From a scene of constraint and confinement, ill suited to my years and inclination, I have just launched into society. My heart beats high in expectation of its fancied joys. My sanguine imagination paints, in alluring colors, the charms of youth and freedom, regulated by virtue and innocence. Of these, I wish to partake. While I own myself under obligations for the esteem which you are pleased to profess for me, and in return, acknowledge, that neither your person nor manners are disagreeable to me, I recoil at the thought of immediately forming a connection, which must confine me to the duties of domestic life, and make me dependent for happiness, perhaps too, for subsistence, upon a class of people, who will claim the right of scrutinizing every part of my conduct; and by censuring those foibles, which I am conscious of not having prudence to avoid, may render me completely miserable.
How natural, and how easy the transition from one stage of life to another! Not long since I was a gay, volatile girl; seeking satisfaction in fashionable circles and amusements; but now I am thoroughly domesticated. All my happiness is centered within the limits of my own walls; and I grudge every moment that calls me from the pleasing scenes of domestic life. Not that I am so selfish as to exclude my friends from my affection or society. I feel interested in their concerns, and enjoy their company. I must own, however, that conjugal and parental love are the main springs of my life. The conduct of some mothers in depriving their helpless offspring of the care and kindness which none but a mother can feel, is to me unaccountable. There are many nameless attentions which nothing short of maternal tenderness, and solicitude can pay; and for which the endearing smiles, and progressive improvements of the lovely babe are an ample reward.
Slight not the opinion of the world. We are dependent beings; and while the smallest traces of virtuous sensibility remain, we must feel the force of that dependence, in a greater or less degree.

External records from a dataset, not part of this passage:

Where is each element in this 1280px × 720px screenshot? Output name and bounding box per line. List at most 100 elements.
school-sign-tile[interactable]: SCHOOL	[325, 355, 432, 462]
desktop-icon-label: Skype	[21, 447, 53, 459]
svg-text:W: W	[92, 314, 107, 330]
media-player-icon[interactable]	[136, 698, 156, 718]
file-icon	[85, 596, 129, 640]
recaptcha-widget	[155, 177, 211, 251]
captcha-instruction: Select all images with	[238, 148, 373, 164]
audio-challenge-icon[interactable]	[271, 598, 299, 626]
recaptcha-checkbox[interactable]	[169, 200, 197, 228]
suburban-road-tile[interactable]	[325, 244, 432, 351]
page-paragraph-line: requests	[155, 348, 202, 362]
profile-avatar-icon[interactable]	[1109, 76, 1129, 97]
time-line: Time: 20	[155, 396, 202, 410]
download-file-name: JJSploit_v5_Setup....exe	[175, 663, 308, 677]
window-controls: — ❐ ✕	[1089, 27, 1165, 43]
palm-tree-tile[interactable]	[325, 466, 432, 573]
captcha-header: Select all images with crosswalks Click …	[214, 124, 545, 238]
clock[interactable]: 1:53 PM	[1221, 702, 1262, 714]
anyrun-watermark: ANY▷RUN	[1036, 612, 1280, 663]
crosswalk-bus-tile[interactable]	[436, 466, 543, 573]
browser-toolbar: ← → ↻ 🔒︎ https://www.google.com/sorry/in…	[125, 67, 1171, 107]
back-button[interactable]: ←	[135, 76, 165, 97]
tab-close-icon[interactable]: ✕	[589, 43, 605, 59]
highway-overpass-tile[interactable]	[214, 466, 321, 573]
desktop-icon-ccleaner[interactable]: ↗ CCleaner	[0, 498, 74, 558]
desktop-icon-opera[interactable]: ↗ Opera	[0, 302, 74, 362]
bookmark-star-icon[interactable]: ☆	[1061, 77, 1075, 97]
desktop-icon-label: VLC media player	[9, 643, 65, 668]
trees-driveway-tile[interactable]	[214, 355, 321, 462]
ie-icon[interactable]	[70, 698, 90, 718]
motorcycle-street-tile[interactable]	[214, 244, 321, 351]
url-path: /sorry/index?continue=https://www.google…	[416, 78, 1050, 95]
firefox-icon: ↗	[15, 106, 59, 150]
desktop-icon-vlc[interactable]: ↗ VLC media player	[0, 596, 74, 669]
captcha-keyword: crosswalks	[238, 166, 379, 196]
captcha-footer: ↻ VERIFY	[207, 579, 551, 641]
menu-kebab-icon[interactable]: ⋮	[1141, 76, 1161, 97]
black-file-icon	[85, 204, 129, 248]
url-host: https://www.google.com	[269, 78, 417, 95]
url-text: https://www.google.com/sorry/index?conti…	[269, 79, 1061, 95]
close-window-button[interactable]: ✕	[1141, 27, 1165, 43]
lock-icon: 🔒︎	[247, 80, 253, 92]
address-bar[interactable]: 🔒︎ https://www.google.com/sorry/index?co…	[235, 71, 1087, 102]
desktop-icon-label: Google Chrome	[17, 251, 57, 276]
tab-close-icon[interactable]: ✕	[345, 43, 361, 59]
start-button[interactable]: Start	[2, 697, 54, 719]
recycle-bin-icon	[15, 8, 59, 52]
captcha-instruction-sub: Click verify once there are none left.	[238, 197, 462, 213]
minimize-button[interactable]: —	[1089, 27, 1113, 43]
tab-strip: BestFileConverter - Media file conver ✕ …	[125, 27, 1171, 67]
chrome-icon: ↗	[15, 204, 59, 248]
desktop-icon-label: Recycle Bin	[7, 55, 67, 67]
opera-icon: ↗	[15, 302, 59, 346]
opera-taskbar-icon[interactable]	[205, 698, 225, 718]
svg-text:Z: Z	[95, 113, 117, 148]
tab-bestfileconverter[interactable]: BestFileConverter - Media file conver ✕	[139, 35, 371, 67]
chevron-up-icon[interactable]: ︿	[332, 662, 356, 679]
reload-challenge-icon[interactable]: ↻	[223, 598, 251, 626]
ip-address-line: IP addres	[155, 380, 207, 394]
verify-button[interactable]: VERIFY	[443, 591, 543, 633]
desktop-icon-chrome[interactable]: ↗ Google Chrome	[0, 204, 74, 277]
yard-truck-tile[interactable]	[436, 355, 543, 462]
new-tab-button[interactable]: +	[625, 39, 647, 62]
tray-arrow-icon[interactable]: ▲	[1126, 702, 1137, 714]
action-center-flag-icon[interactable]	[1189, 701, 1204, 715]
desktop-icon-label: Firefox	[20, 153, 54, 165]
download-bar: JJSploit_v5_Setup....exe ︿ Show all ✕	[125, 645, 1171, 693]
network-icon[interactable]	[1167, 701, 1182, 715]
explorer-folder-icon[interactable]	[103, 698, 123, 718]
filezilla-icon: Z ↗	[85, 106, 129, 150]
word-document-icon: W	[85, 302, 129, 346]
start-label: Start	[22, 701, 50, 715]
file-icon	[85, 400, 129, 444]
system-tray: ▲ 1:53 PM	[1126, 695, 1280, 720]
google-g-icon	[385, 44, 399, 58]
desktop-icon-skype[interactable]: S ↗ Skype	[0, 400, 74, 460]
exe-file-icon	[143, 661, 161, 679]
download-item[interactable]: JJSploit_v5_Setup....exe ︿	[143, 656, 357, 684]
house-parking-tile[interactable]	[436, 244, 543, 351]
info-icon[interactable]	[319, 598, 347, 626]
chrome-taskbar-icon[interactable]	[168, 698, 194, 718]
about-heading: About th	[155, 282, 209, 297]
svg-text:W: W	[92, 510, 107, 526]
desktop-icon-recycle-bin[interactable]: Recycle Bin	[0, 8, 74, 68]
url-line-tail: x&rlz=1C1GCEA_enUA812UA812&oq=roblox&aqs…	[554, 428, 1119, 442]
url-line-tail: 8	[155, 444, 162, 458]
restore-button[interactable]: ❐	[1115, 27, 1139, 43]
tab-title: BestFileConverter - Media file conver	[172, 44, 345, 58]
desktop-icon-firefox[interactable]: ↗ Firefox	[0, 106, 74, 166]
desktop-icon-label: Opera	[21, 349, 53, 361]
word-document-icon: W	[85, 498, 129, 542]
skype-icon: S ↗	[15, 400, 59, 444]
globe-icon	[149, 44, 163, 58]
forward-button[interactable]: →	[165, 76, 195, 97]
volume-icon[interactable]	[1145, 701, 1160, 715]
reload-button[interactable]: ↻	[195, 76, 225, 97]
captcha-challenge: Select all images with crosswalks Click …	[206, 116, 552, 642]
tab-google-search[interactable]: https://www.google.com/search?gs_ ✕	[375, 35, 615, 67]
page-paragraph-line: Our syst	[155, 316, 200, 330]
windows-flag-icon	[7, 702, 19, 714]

No female, whose mind is uncorrupted, can be indifferent to reputation. It is an inestimable jewel, the loss of which can never be repaired. While retained, it affords conscious peace to our own minds, and ensures the esteem and respect of all around us.
[Eliza] is exceedingly depressed; and says she neither expects nor wishes to survive her lying in. Insanity, for aught I know, must be my lot, if she should die. But I will not harbor the idea. I hope, one time or other, to have the power to make her amends, even by marriage. My wife may be provoked, I imagine, to sue for a divorce. If she should, she would find no difficulty in obtaining it; and then I would take Eliza in her stead. Though I confess that the idea of being thus connected with a woman whom I have been able to dishonor would be rather hard to surmount. It would hurt even my delicacy, little as you may think me to possess, to have a wife whom I know to be seducible. And, on this account, I cannot be positive that even Eliza would retain my love.